Sempre sul sentiero 218 si divalla sul ripido e non facile ghiaione che fascia la parete settentrionale della Corna Piana e si ritorna velocemente al passo del Branchino. Da qui, attraverso il lago, le baite di Neel e ripercorrendo a ritroso il percorso dell’andata, torna infine al rifugio Alpe Corte.

IL PIZZO ARERA (CRESTA EST)

Difficoltà: F, Alpinistica Facile;

Dislivello: 900 m;

Segnavia: 218 e 266 fino passo di Corna Piana;

Attrezzatura: Scarponi, Casco e Corda.

Partendo dal rifugio ci si dirige a destra imboccando il sentiero 218. Dopo una minuscola valletta, il sentiero scende sulla sinistra (a destra si lascia quello principale, n. 216, che porta ai laghi Gemelli), attraversa facilmente il torrente Acqualina, tipico corso d’acqua di montagna con massi e cascatelle, e risale la sponda opposta superando la Baita di Corte Bassa e proseguendo a mezza costa in leggera salita. Si attraversa un piccolo corso d’acqua e dopo un boschetto si sbuca su una carrareccia che conduce alla Baita di Neel bassa.

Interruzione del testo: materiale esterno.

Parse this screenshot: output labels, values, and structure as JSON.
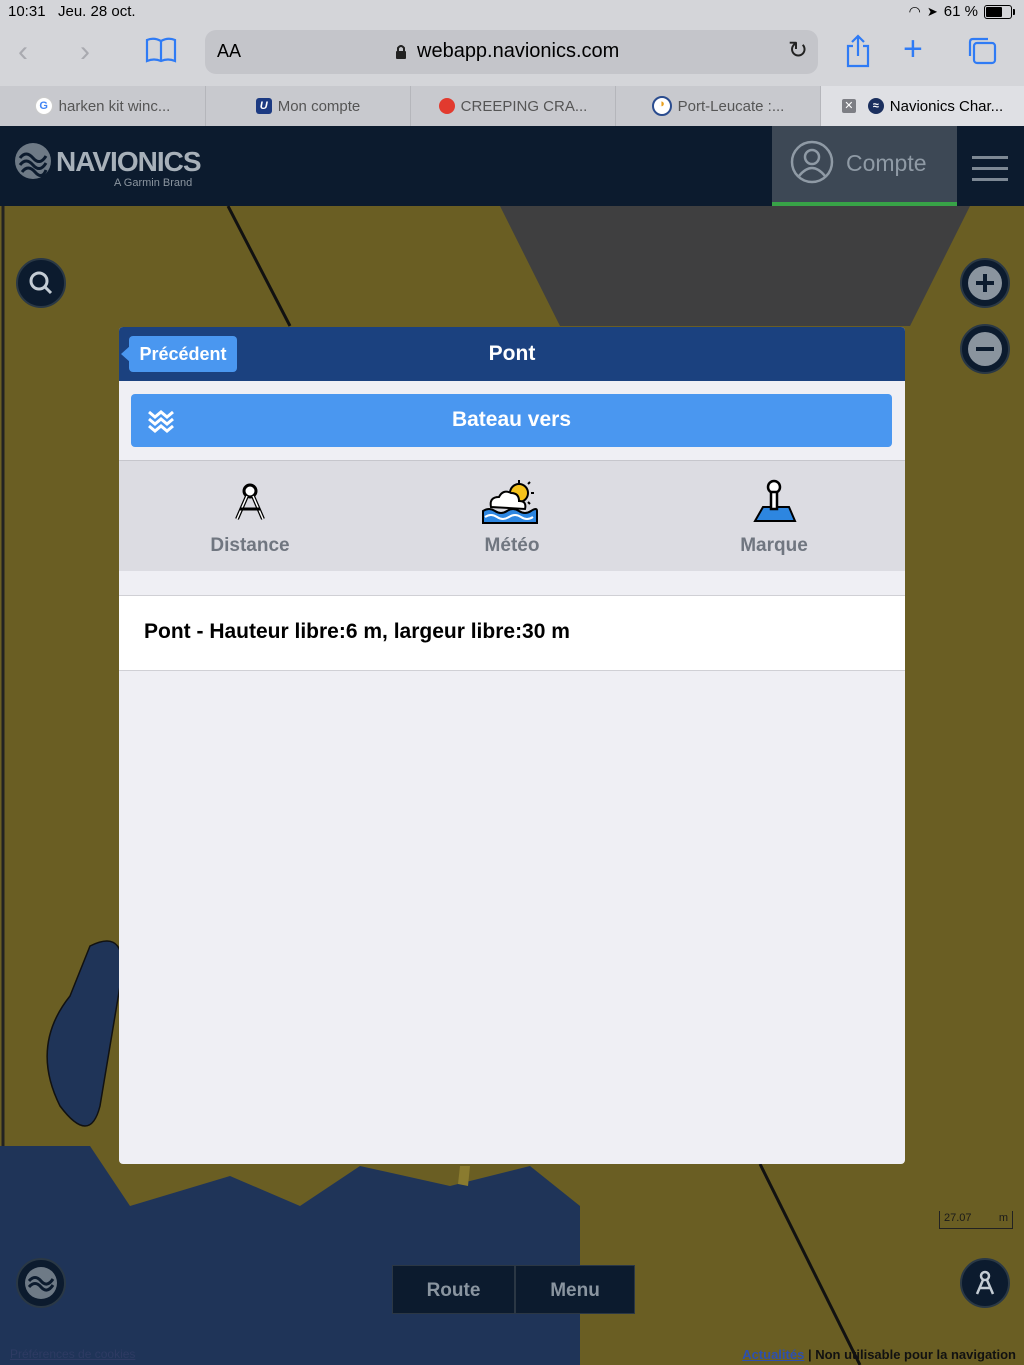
{
  "status_bar": {
    "time": "10:31",
    "date": "Jeu. 28 oct.",
    "battery": "61 %",
    "battery_level": 0.61
  },
  "browser": {
    "text_size_label": "AA",
    "url": "webapp.navionics.com",
    "tabs": [
      {
        "label": "harken kit winc...",
        "favicon": "google-icon"
      },
      {
        "label": "Mon compte",
        "favicon": "u-logo-icon"
      },
      {
        "label": "CREEPING CRA...",
        "favicon": "red-pin-icon"
      },
      {
        "label": "Port-Leucate :...",
        "favicon": "port-icon"
      },
      {
        "label": "Navionics Char...",
        "favicon": "navionics-icon"
      }
    ]
  },
  "app": {
    "logo_word": "NAVIONICS",
    "logo_sub": "A Garmin Brand",
    "account_label": "Compte"
  },
  "modal": {
    "back_label": "Précédent",
    "title": "Pont",
    "boat_to_label": "Bateau vers",
    "actions": [
      {
        "label": "Distance",
        "icon": "compass-divider-icon"
      },
      {
        "label": "Météo",
        "icon": "weather-icon"
      },
      {
        "label": "Marque",
        "icon": "marker-icon"
      }
    ],
    "info_text": "Pont - Hauteur libre:6 m, largeur libre:30 m"
  },
  "map": {
    "route_label": "Route",
    "menu_label": "Menu",
    "scale_value": "27.07",
    "scale_unit": "m",
    "cookie_prefs": "Préférences de cookies",
    "news_link": "Actualités",
    "disclaimer": "| Non utilisable pour la navigation"
  },
  "colors": {
    "accent": "#4a97f0",
    "header": "#1b417f",
    "dark": "#0c1b2e",
    "land": "#6a5e23",
    "sea": "#1f3458"
  }
}
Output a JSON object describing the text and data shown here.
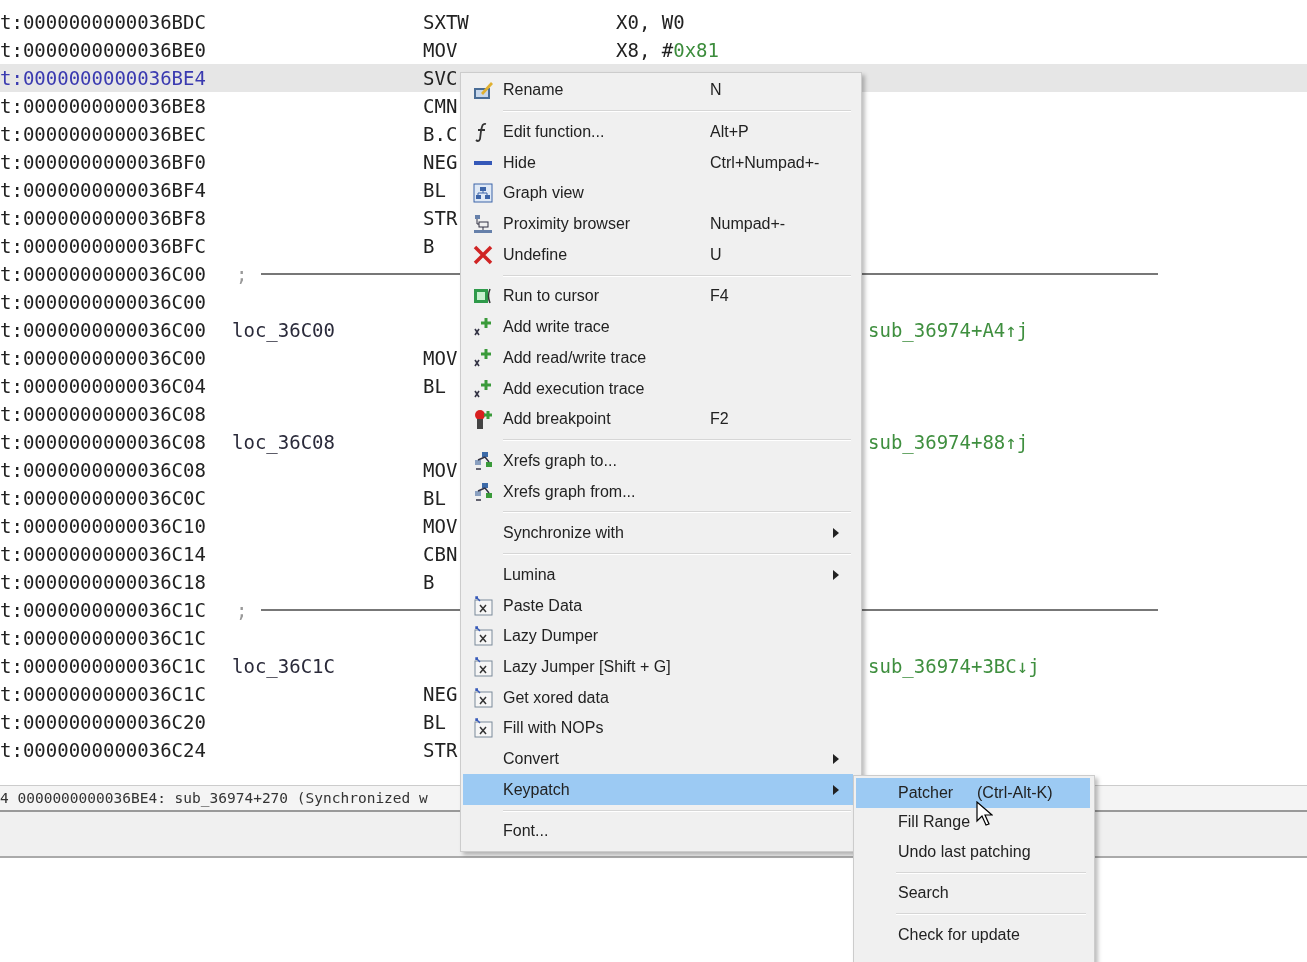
{
  "listing": {
    "rows": [
      {
        "kind": "code",
        "address": "t:0000000000036BDC",
        "mnemonic": "SXTW",
        "operands": [
          {
            "kind": "reg",
            "text": "X0, W0"
          }
        ],
        "selected": false
      },
      {
        "kind": "code",
        "address": "t:0000000000036BE0",
        "mnemonic": "MOV",
        "operands": [
          {
            "kind": "reg",
            "text": "X8, #"
          },
          {
            "kind": "number",
            "text": "0x81"
          }
        ],
        "selected": false
      },
      {
        "kind": "code",
        "address": "t:0000000000036BE4",
        "mnemonic": "SVC",
        "selected": true
      },
      {
        "kind": "code",
        "address": "t:0000000000036BE8",
        "mnemonic": "CMN",
        "selected": false
      },
      {
        "kind": "code",
        "address": "t:0000000000036BEC",
        "mnemonic": "B.C",
        "selected": false
      },
      {
        "kind": "code",
        "address": "t:0000000000036BF0",
        "mnemonic": "NEG",
        "selected": false
      },
      {
        "kind": "code",
        "address": "t:0000000000036BF4",
        "mnemonic": "BL",
        "selected": false
      },
      {
        "kind": "code",
        "address": "t:0000000000036BF8",
        "mnemonic": "STR",
        "selected": false
      },
      {
        "kind": "code",
        "address": "t:0000000000036BFC",
        "mnemonic": "B",
        "selected": false
      },
      {
        "kind": "separator",
        "address": "t:0000000000036C00",
        "mark": ";",
        "selected": false
      },
      {
        "kind": "code",
        "address": "t:0000000000036C00",
        "selected": false
      },
      {
        "kind": "code",
        "address": "t:0000000000036C00",
        "label": "loc_36C00",
        "comment": "sub_36974+A4↑j",
        "selected": false
      },
      {
        "kind": "code",
        "address": "t:0000000000036C00",
        "mnemonic": "MOV",
        "selected": false
      },
      {
        "kind": "code",
        "address": "t:0000000000036C04",
        "mnemonic": "BL",
        "selected": false
      },
      {
        "kind": "code",
        "address": "t:0000000000036C08",
        "selected": false
      },
      {
        "kind": "code",
        "address": "t:0000000000036C08",
        "label": "loc_36C08",
        "comment": "sub_36974+88↑j",
        "selected": false
      },
      {
        "kind": "code",
        "address": "t:0000000000036C08",
        "mnemonic": "MOV",
        "selected": false
      },
      {
        "kind": "code",
        "address": "t:0000000000036C0C",
        "mnemonic": "BL",
        "selected": false
      },
      {
        "kind": "code",
        "address": "t:0000000000036C10",
        "mnemonic": "MOV",
        "selected": false
      },
      {
        "kind": "code",
        "address": "t:0000000000036C14",
        "mnemonic": "CBN",
        "selected": false
      },
      {
        "kind": "code",
        "address": "t:0000000000036C18",
        "mnemonic": "B",
        "selected": false
      },
      {
        "kind": "separator",
        "address": "t:0000000000036C1C",
        "mark": ";",
        "selected": false
      },
      {
        "kind": "code",
        "address": "t:0000000000036C1C",
        "selected": false
      },
      {
        "kind": "code",
        "address": "t:0000000000036C1C",
        "label": "loc_36C1C",
        "comment": "sub_36974+3BC↓j",
        "selected": false
      },
      {
        "kind": "code",
        "address": "t:0000000000036C1C",
        "mnemonic": "NEG",
        "selected": false
      },
      {
        "kind": "code",
        "address": "t:0000000000036C20",
        "mnemonic": "BL",
        "selected": false
      },
      {
        "kind": "code",
        "address": "t:0000000000036C24",
        "mnemonic": "STR",
        "selected": false
      }
    ]
  },
  "status_bar": {
    "text": "4 0000000000036BE4: sub_36974+270 (Synchronized w"
  },
  "context_menu": {
    "items": [
      {
        "kind": "rename",
        "label": "Rename",
        "shortcut": "N",
        "selected": false
      },
      {
        "kind": "separator"
      },
      {
        "kind": "function",
        "label": "Edit function...",
        "shortcut": "Alt+P",
        "selected": false
      },
      {
        "kind": "hide",
        "label": "Hide",
        "shortcut": "Ctrl+Numpad+-",
        "selected": false
      },
      {
        "kind": "graph",
        "label": "Graph view",
        "selected": false
      },
      {
        "kind": "proximity",
        "label": "Proximity browser",
        "shortcut": "Numpad+-",
        "selected": false
      },
      {
        "kind": "undefine",
        "label": "Undefine",
        "shortcut": "U",
        "selected": false
      },
      {
        "kind": "separator"
      },
      {
        "kind": "run",
        "label": "Run to cursor",
        "shortcut": "F4",
        "selected": false
      },
      {
        "kind": "trace",
        "label": "Add write trace",
        "selected": false
      },
      {
        "kind": "trace",
        "label": "Add read/write trace",
        "selected": false
      },
      {
        "kind": "trace",
        "label": "Add execution trace",
        "selected": false
      },
      {
        "kind": "breakpoint",
        "label": "Add breakpoint",
        "shortcut": "F2",
        "selected": false
      },
      {
        "kind": "separator"
      },
      {
        "kind": "xrefs",
        "label": "Xrefs graph to...",
        "selected": false
      },
      {
        "kind": "xrefs",
        "label": "Xrefs graph from...",
        "selected": false
      },
      {
        "kind": "separator"
      },
      {
        "kind": "submenu",
        "label": "Synchronize with",
        "selected": false
      },
      {
        "kind": "separator"
      },
      {
        "kind": "submenu",
        "label": "Lumina",
        "selected": false
      },
      {
        "kind": "plugin",
        "label": "Paste Data",
        "selected": false
      },
      {
        "kind": "plugin",
        "label": "Lazy Dumper",
        "selected": false
      },
      {
        "kind": "plugin",
        "label": "Lazy Jumper [Shift + G]",
        "selected": false
      },
      {
        "kind": "plugin",
        "label": "Get xored data",
        "selected": false
      },
      {
        "kind": "plugin",
        "label": "Fill with NOPs",
        "selected": false
      },
      {
        "kind": "submenu",
        "label": "Convert",
        "selected": false
      },
      {
        "kind": "submenu",
        "label": "Keypatch",
        "selected": true
      },
      {
        "kind": "separator"
      },
      {
        "kind": "plain",
        "label": "Font...",
        "selected": false
      }
    ]
  },
  "submenu": {
    "items": [
      {
        "kind": "item",
        "label": "Patcher",
        "shortcut": "(Ctrl-Alt-K)",
        "selected": true
      },
      {
        "kind": "item",
        "label": "Fill Range",
        "selected": false
      },
      {
        "kind": "item",
        "label": "Undo last patching",
        "selected": false
      },
      {
        "kind": "separator"
      },
      {
        "kind": "item",
        "label": "Search",
        "selected": false
      },
      {
        "kind": "separator"
      },
      {
        "kind": "item",
        "label": "Check for update",
        "selected": false
      }
    ]
  }
}
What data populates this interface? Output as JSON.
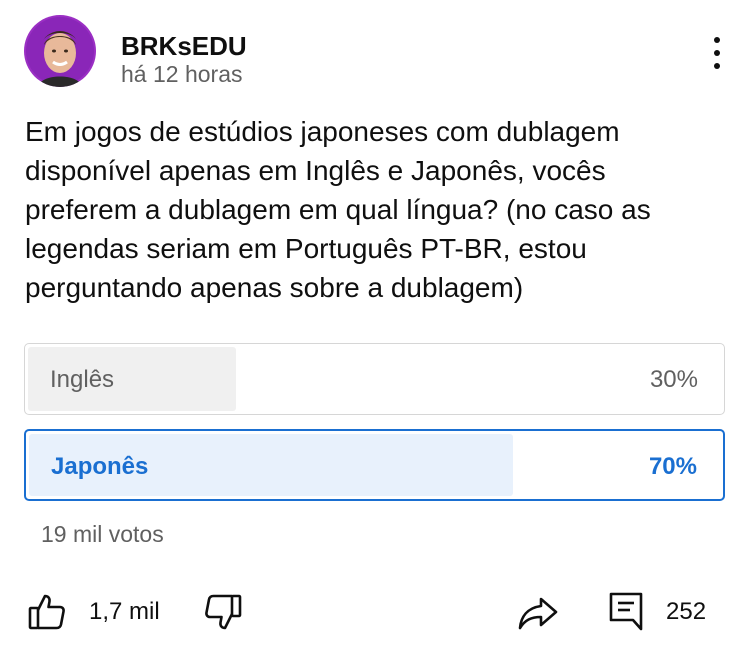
{
  "post": {
    "channel_name": "BRKsEDU",
    "timestamp": "há 12 horas",
    "text": "Em jogos de estúdios japoneses com dublagem disponível apenas em Inglês e Japonês, vocês preferem a dublagem em qual língua? (no caso as legendas seriam em Português PT-BR, estou perguntando apenas sobre a dublagem)"
  },
  "poll": {
    "options": [
      {
        "label": "Inglês",
        "percent_label": "30%",
        "percent": 30,
        "selected": false
      },
      {
        "label": "Japonês",
        "percent_label": "70%",
        "percent": 70,
        "selected": true
      }
    ],
    "votes": "19 mil votos"
  },
  "actions": {
    "like_count": "1,7 mil",
    "comment_count": "252"
  },
  "icons": {
    "menu": "more-vertical-icon",
    "like": "thumbs-up-icon",
    "dislike": "thumbs-down-icon",
    "share": "share-arrow-icon",
    "comment": "comment-icon"
  },
  "colors": {
    "accent": "#1a6fd1",
    "selected_fill": "#e8f1fc",
    "unselected_fill": "#f0f0f0",
    "secondary_text": "#606060"
  }
}
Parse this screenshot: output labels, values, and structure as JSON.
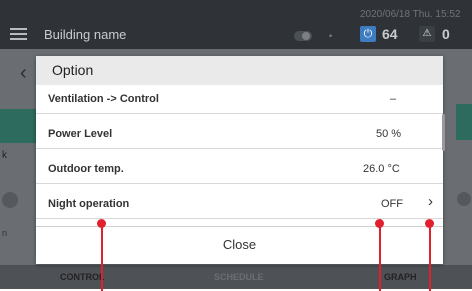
{
  "header": {
    "building_name": "Building name",
    "datetime": "2020/06/18 Thu. 15:52",
    "power_icon": "⏻",
    "power_count": "64",
    "warning_icon": "⚠",
    "warning_count": "0"
  },
  "background": {
    "left_label_k": "k",
    "left_label_n": "n"
  },
  "dialog": {
    "title": "Option",
    "rows": [
      {
        "label": "Ventilation -> Control",
        "value": "–"
      },
      {
        "label": "Power Level",
        "value": "50 %"
      },
      {
        "label": "Outdoor temp.",
        "value": "26.0 °C"
      },
      {
        "label": "Night operation",
        "value": "OFF"
      }
    ],
    "close_label": "Close"
  },
  "tabs": {
    "control": "CONTROL",
    "schedule": "SCHEDULE",
    "graph": "GRAPH"
  },
  "colors": {
    "accent_blue": "#3d7dbf",
    "teal": "#2c6b5d",
    "marker_red": "#e0212d"
  }
}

Prima di raggiungere la baita, si abbandona il segnavia 218 e si imbocca sulla sinistra il sentiero che conduce alla Baita G.A.N. (segnavia 266). Presso questa costruzione il percorso si biforca nuovamente: a sinistra il n. 266 scende verso la baita di Piazza Bassa, mentre a destra il n. 218 sale alla baita Piazza Alta, all’arrivo della seggiovia superiore degli impianti di risalita. Prendendo quest’ultimo sentiero, si raggiunge dapprima la stazione degli impianti, poi, piegando in direzione Sud-Ovest, si punta al passo della Corna Piana, valico che divide la Corna Piana dal pizzo Arera. Con un’ultima faticosa salita si prosegue lungo la cresta orientale della Corna Piana entrando, nella parte alta, nel circolo detritico a sud della cresta e si tocca il valico. L’opposto versante, chiamato vallone del Mandrone, è molto selvaggio circondato com’è da alte pareti rocciose e interamente ricoperto da ghiaioni di chiaro calcare.

Senza perdere quota, si seguono sulla sinistra (Sud-Est) alcuni vecchi segnavia che attaccano la cresta nord-occidentale del pizzo Arera. Proseguendo in questa direzione si incontra, quando la pendenza si fa più ripida, un primo canalone roccioso: in passato era attrezzato con catene fisse, ora invece deve essere scalato direttamente sino alla sommità (passaggi di I e II). Superato un secondo canalone che nella sua parte superiore si allarga in un circo detritico (prestare moltissima attenzione a non scivolare!), si raggiungono quindi le rocce della cima. Per un diedro di placche detritiche e tra facili rocce si sale infine alla cima dominata da una grande croce in metallo.

N.B. Questo itinerario è vivamente sconsigliato in discesa a causa della friabilità della roccia: molto più raccomandabile è invece servirsi della via normale di salita lungo il versante Sud. Proponiamo tale itinerario descrivendolo in salita partendo dal rifugio Capanna 2000 (il rifugio si raggiunge dall’Alpe Corte percorrendo parte dell’itinerario escursionistico proposto) in modo da rappresentare una valida alternativa per chi non se la sentisse di affrontare l’itinerario lungo la cresta nord-occidentale.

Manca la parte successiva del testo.